House Bill 1207 would require motorists who drive along Interstate 70 between Dotsero (mile marker 133, in Eagle County, about halfway between Glenwood Springs and Vail) and Morrison to have equipment on their vehicles that will make driving in icy or snow-packed conditions safer.

That equipment would have to include, under the bill:

  • Chains or alternate traction devices;
  • Or four-wheel or all-wheel drive with tires that have at least 3/16 of an inch in depth;
  • Or snow tires.

Under the bill, motorists whose vehicles lack the required equipment and are driving in winter driving conditions would not be allowed to proceed through the targeted area. That includes the Eisenhower/Johnson tunnel and to the ski areas in Clear Creek, Summit and Eagle counties. 

This is the second attempt by Donovan and Rankin to require motorists to toughen up their winter driving equipment. The last time was in 2016, when they sponsored a bill that would have done almost the same as what's in House Bill 1207.

The 2016 version was backed by just about everyone who is concerned about traveling along I-70 during the winter: the Colorado State Patrol, the state Department of Transportation, Vail Resorts; the I-70 Coalition; which includes commissioners from the impacted counties; the mountain hotels, local police and other first responders, as well as the Denver Metro Chamber of Commerce.
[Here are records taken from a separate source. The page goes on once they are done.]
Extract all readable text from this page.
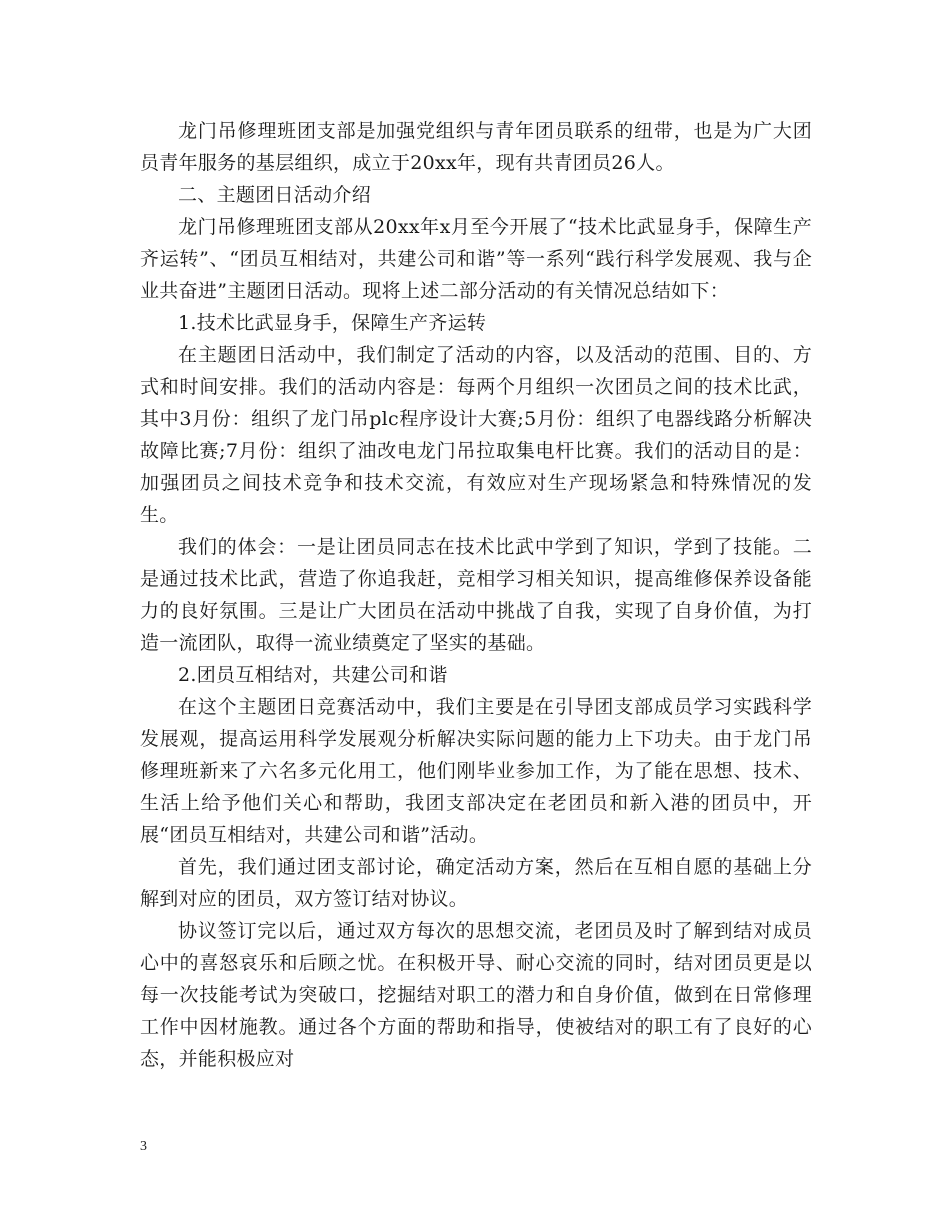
龙门吊修理班团支部是加强党组织与青年团员联系的纽带，也是为广大团员青年服务的基层组织，成立于20xx年，现有共青团员26人。

二、主题团日活动介绍

龙门吊修理班团支部从20xx年x月至今开展了“技术比武显身手，保障生产齐运转”、“团员互相结对，共建公司和谐”等一系列“践行科学发展观、我与企业共奋进”主题团日活动。现将上述二部分活动的有关情况总结如下：

1.技术比武显身手，保障生产齐运转

在主题团日活动中，我们制定了活动的内容，以及活动的范围、目的、方式和时间安排。我们的活动内容是：每两个月组织一次团员之间的技术比武，其中3月份：组织了龙门吊plc程序设计大赛;5月份：组织了电器线路分析解决故障比赛;7月份：组织了油改电龙门吊拉取集电杆比赛。我们的活动目的是：加强团员之间技术竞争和技术交流，有效应对生产现场紧急和特殊情况的发生。

我们的体会：一是让团员同志在技术比武中学到了知识，学到了技能。二是通过技术比武，营造了你追我赶，竞相学习相关知识，提高维修保养设备能力的良好氛围。三是让广大团员在活动中挑战了自我，实现了自身价值，为打造一流团队，取得一流业绩奠定了坚实的基础。

2.团员互相结对，共建公司和谐

在这个主题团日竞赛活动中，我们主要是在引导团支部成员学习实践科学发展观，提高运用科学发展观分析解决实际问题的能力上下功夫。由于龙门吊修理班新来了六名多元化用工，他们刚毕业参加工作，为了能在思想、技术、生活上给予他们关心和帮助，我团支部决定在老团员和新入港的团员中，开展“团员互相结对，共建公司和谐”活动。

首先，我们通过团支部讨论，确定活动方案，然后在互相自愿的基础上分解到对应的团员，双方签订结对协议。

协议签订完以后，通过双方每次的思想交流，老团员及时了解到结对成员心中的喜怒哀乐和后顾之忧。在积极开导、耐心交流的同时，结对团员更是以每一次技能考试为突破口，挖掘结对职工的潜力和自身价值，做到在日常修理工作中因材施教。通过各个方面的帮助和指导，使被结对的职工有了良好的心态，并能积极应对

3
The measure also was backed by editorials of support from virtually every mountain newspaper and a positive coverage from a fair number of media outlets along the Front Range. The bill won strong bipartisan support from the Democratic-controlled House Transportation Committee and the House sent it on its way to the Senate on a 48-16 vote, also strongly bipartisan.

But it had an opponent in the Senate who overruled them all: The chair of the Senate Transportation Committee, then-Sen. Randy Baumgardner of Hot Sulphur Springs. Not one person testified against the bill, but one witness's testimony probably didn't help, at least where Baumgardner was concerned.

The last witness testimony came in the form of a letter from former state Sen. Al White of Winter Park. White's wife, Jean, was appointed in January 2011 to replace her husband in the state Senate from Senate District 8 when he took at job running the state's tourism office in the Hickenlooper administration.

The following year, Baumgardner challenged Jean White in the 2012 primary, a race marred with acrimony between the two candidates: White accused Baumgardner of spreading lies about her and refused to endorse him for the general election. 

The letter from Al White said he supported the 2016 bill because it would reduce road closures more effectively than the current traction law, which only goes into effect when the state patrol has declared that winter driving conditions exist.

"Everytime Berthoud Pass closes, it costs me thousands of dollars," White wrote. He and his wife operated several full service ski shops, a bike shop, and a mountain lodge in Winter Park for more than two decades.

Baumgardner complimented the supporters and the state patrol. But "we really don't need this law," he said, citing concerns raised by his constituents, and added that CDOT has the availability by rule to institute a chain law whenever it wants.

Fellow Republican Sen. Ray Scott of Grand Junction said the bill was merely a "feel-good" measure that had no enforcement behind it, nor any money to educate motorists about the law.

"No one testified against this," protested Democratic Sen. Nancy Todd of Aurora, the 2016 measure's co-sponsor. The measure just tells motorists to be prepared for winter weather conditions in the mountains, she said, and similar rules had already been imposed on the trucking industry, which also supported the bill. Donovan also pointed out the myriad of support the bill got.

It was to no avail; the bill died on a 2-3 party-line vote.

The 2019 version is likely to garner the same support, according to Roberts and Donovan. And in 2019, the senator from Senate District 8 is singing a different tune. Rankin was appointed to replace Baumgardner, who resigned in January.

Rankin told Colorado Politics he couldn't resist being a sponsor of the 2019 version, and said he believes his constituents support the measure as well. The bill's first hearing has not yet been scheduled.